Nash's pack gave me a twinkle of hope back then. Proof that it could happen, even for Alphas who'd started to doubt. But that was months ago, and Valentine's Day is approaching, and once again I'm reminded that we're entering our thirties without an omega to show for it.
Julian is thirty-five. I'm thirty-two. Elias—our youngest, the firefighter with the easy laugh and the inability to take anything seriously—is twenty-nine. We're the "late" Alphas, as they call it in certain circles. The ones who missed the window, who failed to secure an omega during the prime bonding years, who are now considered... defective.
We've each dealt with it differently.
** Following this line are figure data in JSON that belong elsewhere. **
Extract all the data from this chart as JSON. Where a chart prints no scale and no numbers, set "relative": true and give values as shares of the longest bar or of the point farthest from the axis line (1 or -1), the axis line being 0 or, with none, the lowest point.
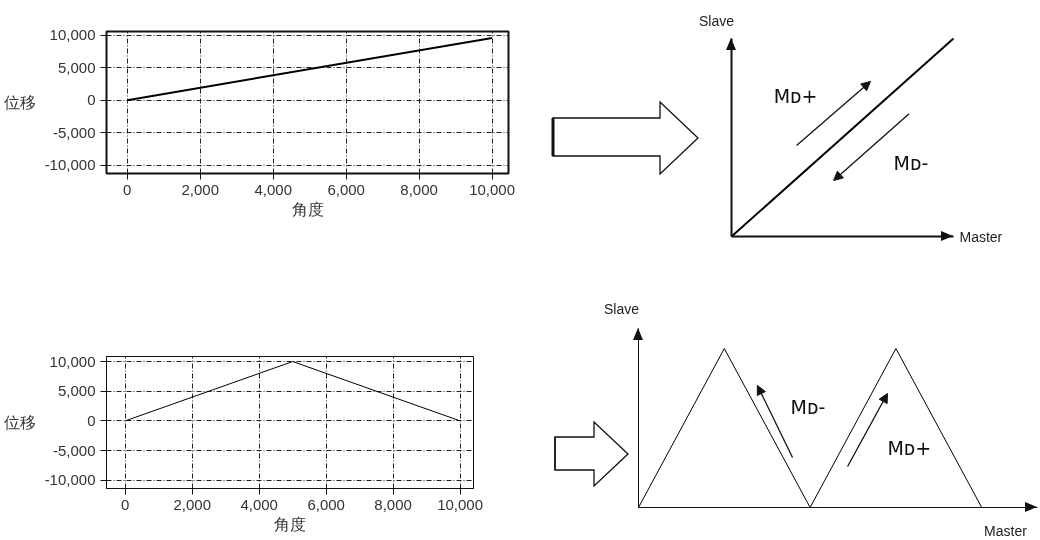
{
  "chart_data": [
    {
      "type": "line",
      "xlabel": "角度",
      "ylabel": "位移",
      "x": [
        0,
        10000
      ],
      "series": [
        {
          "color": "#000000",
          "values": [
            0,
            9600
          ]
        }
      ],
      "xlim": [
        -570,
        10450
      ],
      "ylim": [
        -11300,
        10600
      ],
      "xticks": [
        0,
        {
          "value": 2000,
          "label": "2,000"
        },
        {
          "value": 4000,
          "label": "4,000"
        },
        {
          "value": 6000,
          "label": "6,000"
        },
        {
          "value": 8000,
          "label": "8,000"
        },
        {
          "value": 10000,
          "label": "10,000"
        }
      ],
      "yticks": [
        {
          "value": -10000,
          "label": "-10,000"
        },
        {
          "value": -5000,
          "label": "-5,000"
        },
        0,
        {
          "value": 5000,
          "label": "5,000"
        },
        {
          "value": 10000,
          "label": "10,000"
        }
      ],
      "grid": true
    },
    {
      "type": "line",
      "relative": true,
      "xlabel": "Master",
      "ylabel": "Slave",
      "categories": [
        null,
        null
      ],
      "series": [
        {
          "color": "#000000",
          "values": [
            0,
            1
          ]
        }
      ],
      "annotations": [
        "Mᴅ+",
        "Mᴅ-"
      ]
    },
    {
      "type": "line",
      "xlabel": "角度",
      "ylabel": "位移",
      "x": [
        0,
        5000,
        10000
      ],
      "series": [
        {
          "color": "#000000",
          "values": [
            0,
            10000,
            0
          ]
        }
      ],
      "xlim": [
        -560,
        10400
      ],
      "ylim": [
        -11400,
        10850
      ],
      "xticks": [
        0,
        {
          "value": 2000,
          "label": "2,000"
        },
        {
          "value": 4000,
          "label": "4,000"
        },
        {
          "value": 6000,
          "label": "6,000"
        },
        {
          "value": 8000,
          "label": "8,000"
        },
        {
          "value": 10000,
          "label": "10,000"
        }
      ],
      "yticks": [
        {
          "value": -10000,
          "label": "-10,000"
        },
        {
          "value": -5000,
          "label": "-5,000"
        },
        0,
        {
          "value": 5000,
          "label": "5,000"
        },
        {
          "value": 10000,
          "label": "10,000"
        }
      ],
      "grid": true
    },
    {
      "type": "line",
      "relative": true,
      "xlabel": "Master",
      "ylabel": "Slave",
      "categories": [
        null,
        null,
        null,
        null,
        null
      ],
      "series": [
        {
          "color": "#000000",
          "values": [
            0,
            1,
            0,
            1,
            0
          ]
        }
      ],
      "annotations": [
        "Mᴅ-",
        "Mᴅ+"
      ]
    }
  ]
}
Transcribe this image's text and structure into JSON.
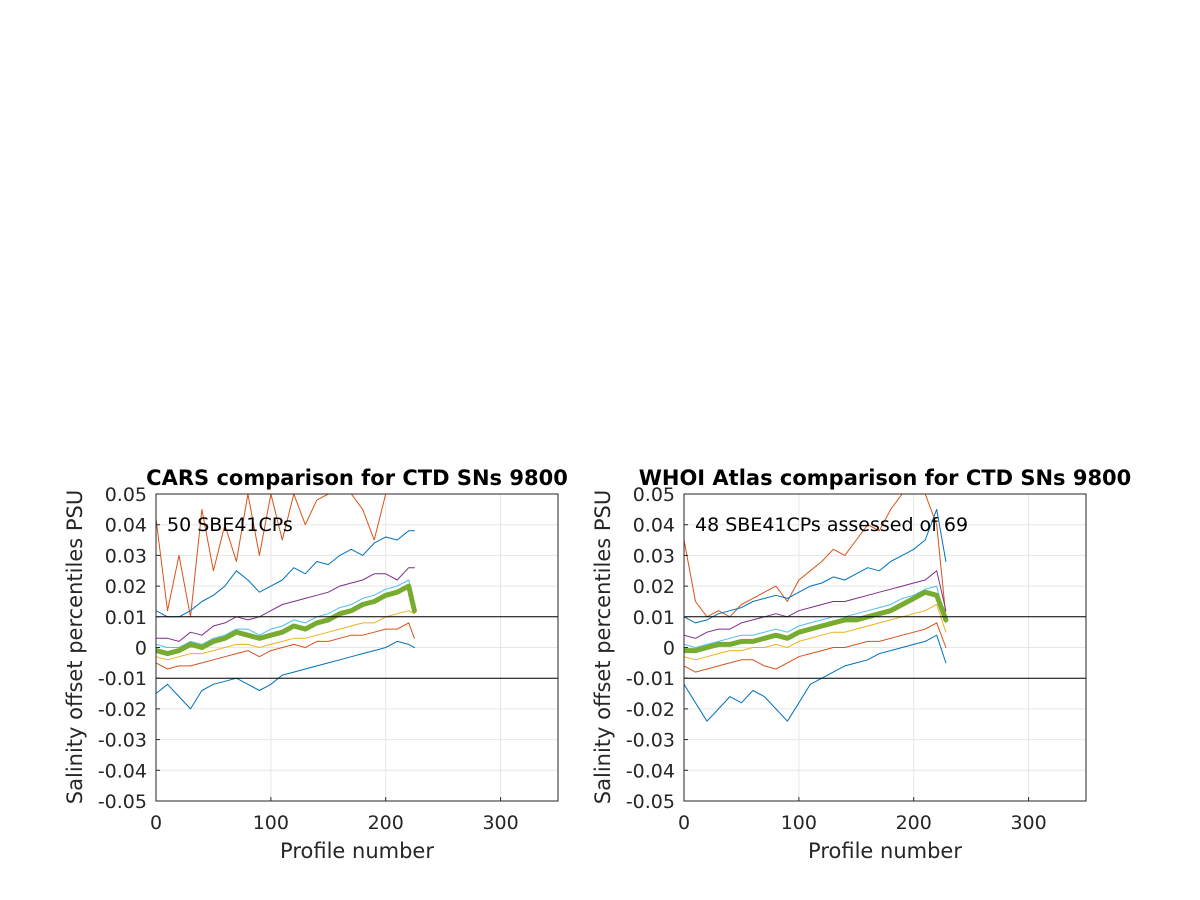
{
  "chart_data": [
    {
      "type": "line",
      "title": "CARS comparison for CTD SNs 9800",
      "xlabel": "Profile number",
      "ylabel": "Salinity offset percentiles PSU",
      "annotation": "50 SBE41CPs",
      "xlim": [
        0,
        350
      ],
      "ylim": [
        -0.05,
        0.05
      ],
      "xticks": [
        0,
        100,
        200,
        300
      ],
      "xtick_labels": [
        "0",
        "100",
        "200",
        "300"
      ],
      "yticks": [
        -0.05,
        -0.04,
        -0.03,
        -0.02,
        -0.01,
        0,
        0.01,
        0.02,
        0.03,
        0.04,
        0.05
      ],
      "ytick_labels": [
        "-0.05",
        "-0.04",
        "-0.03",
        "-0.02",
        "-0.01",
        "0",
        "0.01",
        "0.02",
        "0.03",
        "0.04",
        "0.05"
      ],
      "grid": true,
      "reference_lines": [
        0.01,
        -0.01
      ],
      "series": [
        {
          "color": "#D95319",
          "width": 1,
          "x": [
            0,
            10,
            20,
            30,
            40,
            50,
            60,
            70,
            80,
            90,
            100,
            110,
            120,
            130,
            140,
            150,
            160,
            170,
            180,
            190,
            200,
            210,
            220,
            225
          ],
          "y": [
            0.042,
            0.012,
            0.03,
            0.01,
            0.045,
            0.025,
            0.04,
            0.028,
            0.05,
            0.03,
            0.05,
            0.035,
            0.05,
            0.04,
            0.048,
            0.05,
            0.05,
            0.05,
            0.045,
            0.035,
            0.05,
            0.05,
            0.05,
            0.05
          ]
        },
        {
          "color": "#0072BD",
          "width": 1,
          "x": [
            0,
            10,
            20,
            30,
            40,
            50,
            60,
            70,
            80,
            90,
            100,
            110,
            120,
            130,
            140,
            150,
            160,
            170,
            180,
            190,
            200,
            210,
            220,
            225
          ],
          "y": [
            0.012,
            0.01,
            0.01,
            0.012,
            0.015,
            0.017,
            0.02,
            0.025,
            0.022,
            0.018,
            0.02,
            0.022,
            0.026,
            0.024,
            0.028,
            0.027,
            0.03,
            0.032,
            0.03,
            0.034,
            0.036,
            0.035,
            0.038,
            0.038
          ]
        },
        {
          "color": "#7E2F8E",
          "width": 1,
          "x": [
            0,
            10,
            20,
            30,
            40,
            50,
            60,
            70,
            80,
            90,
            100,
            110,
            120,
            130,
            140,
            150,
            160,
            170,
            180,
            190,
            200,
            210,
            220,
            225
          ],
          "y": [
            0.003,
            0.003,
            0.002,
            0.005,
            0.004,
            0.007,
            0.008,
            0.01,
            0.009,
            0.01,
            0.012,
            0.014,
            0.015,
            0.016,
            0.017,
            0.018,
            0.02,
            0.021,
            0.022,
            0.024,
            0.024,
            0.022,
            0.026,
            0.026
          ]
        },
        {
          "color": "#4DBEEE",
          "width": 1,
          "x": [
            0,
            10,
            20,
            30,
            40,
            50,
            60,
            70,
            80,
            90,
            100,
            110,
            120,
            130,
            140,
            150,
            160,
            170,
            180,
            190,
            200,
            210,
            220,
            225
          ],
          "y": [
            0.001,
            0.0,
            0.0,
            0.002,
            0.001,
            0.003,
            0.004,
            0.006,
            0.006,
            0.004,
            0.006,
            0.007,
            0.009,
            0.008,
            0.01,
            0.011,
            0.013,
            0.014,
            0.016,
            0.017,
            0.019,
            0.02,
            0.022,
            0.014
          ]
        },
        {
          "color": "#EDB120",
          "width": 1,
          "x": [
            0,
            10,
            20,
            30,
            40,
            50,
            60,
            70,
            80,
            90,
            100,
            110,
            120,
            130,
            140,
            150,
            160,
            170,
            180,
            190,
            200,
            210,
            220,
            225
          ],
          "y": [
            -0.003,
            -0.004,
            -0.003,
            -0.002,
            -0.002,
            -0.001,
            0.0,
            0.001,
            0.001,
            0.0,
            0.001,
            0.002,
            0.003,
            0.003,
            0.004,
            0.005,
            0.006,
            0.007,
            0.008,
            0.008,
            0.01,
            0.011,
            0.012,
            0.011
          ]
        },
        {
          "color": "#D95319",
          "width": 1,
          "x": [
            0,
            10,
            20,
            30,
            40,
            50,
            60,
            70,
            80,
            90,
            100,
            110,
            120,
            130,
            140,
            150,
            160,
            170,
            180,
            190,
            200,
            210,
            220,
            225
          ],
          "y": [
            -0.005,
            -0.007,
            -0.006,
            -0.006,
            -0.005,
            -0.004,
            -0.003,
            -0.002,
            -0.001,
            -0.003,
            -0.001,
            0.0,
            0.001,
            0.0,
            0.002,
            0.002,
            0.003,
            0.004,
            0.004,
            0.005,
            0.006,
            0.006,
            0.008,
            0.003
          ]
        },
        {
          "color": "#0072BD",
          "width": 1,
          "x": [
            0,
            10,
            20,
            30,
            40,
            50,
            60,
            70,
            80,
            90,
            100,
            110,
            120,
            130,
            140,
            150,
            160,
            170,
            180,
            190,
            200,
            210,
            220,
            225
          ],
          "y": [
            -0.015,
            -0.012,
            -0.016,
            -0.02,
            -0.014,
            -0.012,
            -0.011,
            -0.01,
            -0.012,
            -0.014,
            -0.012,
            -0.009,
            -0.008,
            -0.007,
            -0.006,
            -0.005,
            -0.004,
            -0.003,
            -0.002,
            -0.001,
            0.0,
            0.002,
            0.001,
            0.0
          ]
        },
        {
          "color": "#77AC30",
          "width": 5,
          "x": [
            0,
            10,
            20,
            30,
            40,
            50,
            60,
            70,
            80,
            90,
            100,
            110,
            120,
            130,
            140,
            150,
            160,
            170,
            180,
            190,
            200,
            210,
            220,
            225
          ],
          "y": [
            -0.001,
            -0.002,
            -0.001,
            0.001,
            0.0,
            0.002,
            0.003,
            0.005,
            0.004,
            0.003,
            0.004,
            0.005,
            0.007,
            0.006,
            0.008,
            0.009,
            0.011,
            0.012,
            0.014,
            0.015,
            0.017,
            0.018,
            0.02,
            0.012
          ]
        }
      ]
    },
    {
      "type": "line",
      "title": "WHOI Atlas comparison for CTD SNs 9800",
      "xlabel": "Profile number",
      "ylabel": "Salinity offset percentiles PSU",
      "annotation": "48 SBE41CPs assessed of 69",
      "xlim": [
        0,
        350
      ],
      "ylim": [
        -0.05,
        0.05
      ],
      "xticks": [
        0,
        100,
        200,
        300
      ],
      "xtick_labels": [
        "0",
        "100",
        "200",
        "300"
      ],
      "yticks": [
        -0.05,
        -0.04,
        -0.03,
        -0.02,
        -0.01,
        0,
        0.01,
        0.02,
        0.03,
        0.04,
        0.05
      ],
      "ytick_labels": [
        "-0.05",
        "-0.04",
        "-0.03",
        "-0.02",
        "-0.01",
        "0",
        "0.01",
        "0.02",
        "0.03",
        "0.04",
        "0.05"
      ],
      "grid": true,
      "reference_lines": [
        0.01,
        -0.01
      ],
      "series": [
        {
          "color": "#D95319",
          "width": 1,
          "x": [
            0,
            10,
            20,
            30,
            40,
            50,
            60,
            70,
            80,
            90,
            100,
            110,
            120,
            130,
            140,
            150,
            160,
            170,
            180,
            190,
            200,
            210,
            220,
            228
          ],
          "y": [
            0.035,
            0.015,
            0.01,
            0.012,
            0.01,
            0.014,
            0.016,
            0.018,
            0.02,
            0.015,
            0.022,
            0.025,
            0.028,
            0.032,
            0.03,
            0.035,
            0.04,
            0.038,
            0.045,
            0.05,
            0.05,
            0.05,
            0.04,
            0.01
          ]
        },
        {
          "color": "#0072BD",
          "width": 1,
          "x": [
            0,
            10,
            20,
            30,
            40,
            50,
            60,
            70,
            80,
            90,
            100,
            110,
            120,
            130,
            140,
            150,
            160,
            170,
            180,
            190,
            200,
            210,
            220,
            228
          ],
          "y": [
            0.01,
            0.008,
            0.009,
            0.011,
            0.012,
            0.013,
            0.015,
            0.016,
            0.017,
            0.016,
            0.018,
            0.02,
            0.021,
            0.023,
            0.022,
            0.024,
            0.026,
            0.025,
            0.028,
            0.03,
            0.032,
            0.035,
            0.045,
            0.028
          ]
        },
        {
          "color": "#7E2F8E",
          "width": 1,
          "x": [
            0,
            10,
            20,
            30,
            40,
            50,
            60,
            70,
            80,
            90,
            100,
            110,
            120,
            130,
            140,
            150,
            160,
            170,
            180,
            190,
            200,
            210,
            220,
            228
          ],
          "y": [
            0.004,
            0.003,
            0.005,
            0.006,
            0.006,
            0.008,
            0.009,
            0.01,
            0.011,
            0.01,
            0.012,
            0.013,
            0.014,
            0.015,
            0.015,
            0.016,
            0.017,
            0.018,
            0.019,
            0.02,
            0.021,
            0.022,
            0.025,
            0.012
          ]
        },
        {
          "color": "#4DBEEE",
          "width": 1,
          "x": [
            0,
            10,
            20,
            30,
            40,
            50,
            60,
            70,
            80,
            90,
            100,
            110,
            120,
            130,
            140,
            150,
            160,
            170,
            180,
            190,
            200,
            210,
            220,
            228
          ],
          "y": [
            0.001,
            0.0,
            0.001,
            0.002,
            0.003,
            0.004,
            0.004,
            0.005,
            0.006,
            0.005,
            0.007,
            0.008,
            0.009,
            0.01,
            0.01,
            0.011,
            0.012,
            0.013,
            0.014,
            0.016,
            0.017,
            0.019,
            0.02,
            0.008
          ]
        },
        {
          "color": "#EDB120",
          "width": 1,
          "x": [
            0,
            10,
            20,
            30,
            40,
            50,
            60,
            70,
            80,
            90,
            100,
            110,
            120,
            130,
            140,
            150,
            160,
            170,
            180,
            190,
            200,
            210,
            220,
            228
          ],
          "y": [
            -0.003,
            -0.004,
            -0.003,
            -0.002,
            -0.001,
            -0.001,
            0.0,
            0.0,
            0.001,
            0.0,
            0.002,
            0.003,
            0.004,
            0.005,
            0.005,
            0.006,
            0.007,
            0.008,
            0.009,
            0.01,
            0.011,
            0.012,
            0.014,
            0.005
          ]
        },
        {
          "color": "#D95319",
          "width": 1,
          "x": [
            0,
            10,
            20,
            30,
            40,
            50,
            60,
            70,
            80,
            90,
            100,
            110,
            120,
            130,
            140,
            150,
            160,
            170,
            180,
            190,
            200,
            210,
            220,
            228
          ],
          "y": [
            -0.006,
            -0.008,
            -0.007,
            -0.006,
            -0.005,
            -0.004,
            -0.004,
            -0.006,
            -0.007,
            -0.005,
            -0.003,
            -0.002,
            -0.001,
            0.0,
            0.0,
            0.001,
            0.002,
            0.002,
            0.003,
            0.004,
            0.005,
            0.006,
            0.008,
            0.0
          ]
        },
        {
          "color": "#0072BD",
          "width": 1,
          "x": [
            0,
            10,
            20,
            30,
            40,
            50,
            60,
            70,
            80,
            90,
            100,
            110,
            120,
            130,
            140,
            150,
            160,
            170,
            180,
            190,
            200,
            210,
            220,
            228
          ],
          "y": [
            -0.012,
            -0.018,
            -0.024,
            -0.02,
            -0.016,
            -0.018,
            -0.014,
            -0.016,
            -0.02,
            -0.024,
            -0.018,
            -0.012,
            -0.01,
            -0.008,
            -0.006,
            -0.005,
            -0.004,
            -0.002,
            -0.001,
            0.0,
            0.001,
            0.002,
            0.004,
            -0.005
          ]
        },
        {
          "color": "#77AC30",
          "width": 5,
          "x": [
            0,
            10,
            20,
            30,
            40,
            50,
            60,
            70,
            80,
            90,
            100,
            110,
            120,
            130,
            140,
            150,
            160,
            170,
            180,
            190,
            200,
            210,
            220,
            228
          ],
          "y": [
            -0.001,
            -0.001,
            0.0,
            0.001,
            0.001,
            0.002,
            0.002,
            0.003,
            0.004,
            0.003,
            0.005,
            0.006,
            0.007,
            0.008,
            0.009,
            0.009,
            0.01,
            0.011,
            0.012,
            0.014,
            0.016,
            0.018,
            0.017,
            0.009
          ]
        }
      ]
    }
  ]
}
Julian drowns himself in work, building an empire so successful that no one can question his worth even without a bond. Elias pretends it doesn't bother him, throws himself into saving lives and riding horses and being the charming one who makes everyone laugh. And me? I go quiet. Put up walls. Focus on protecting other people because it's easier than thinking about what I'm missing.
Defective. Like we're broken appliances rather than human beings with complicated lives and complicated histories and complicated reasons for why things haven't worked out yet.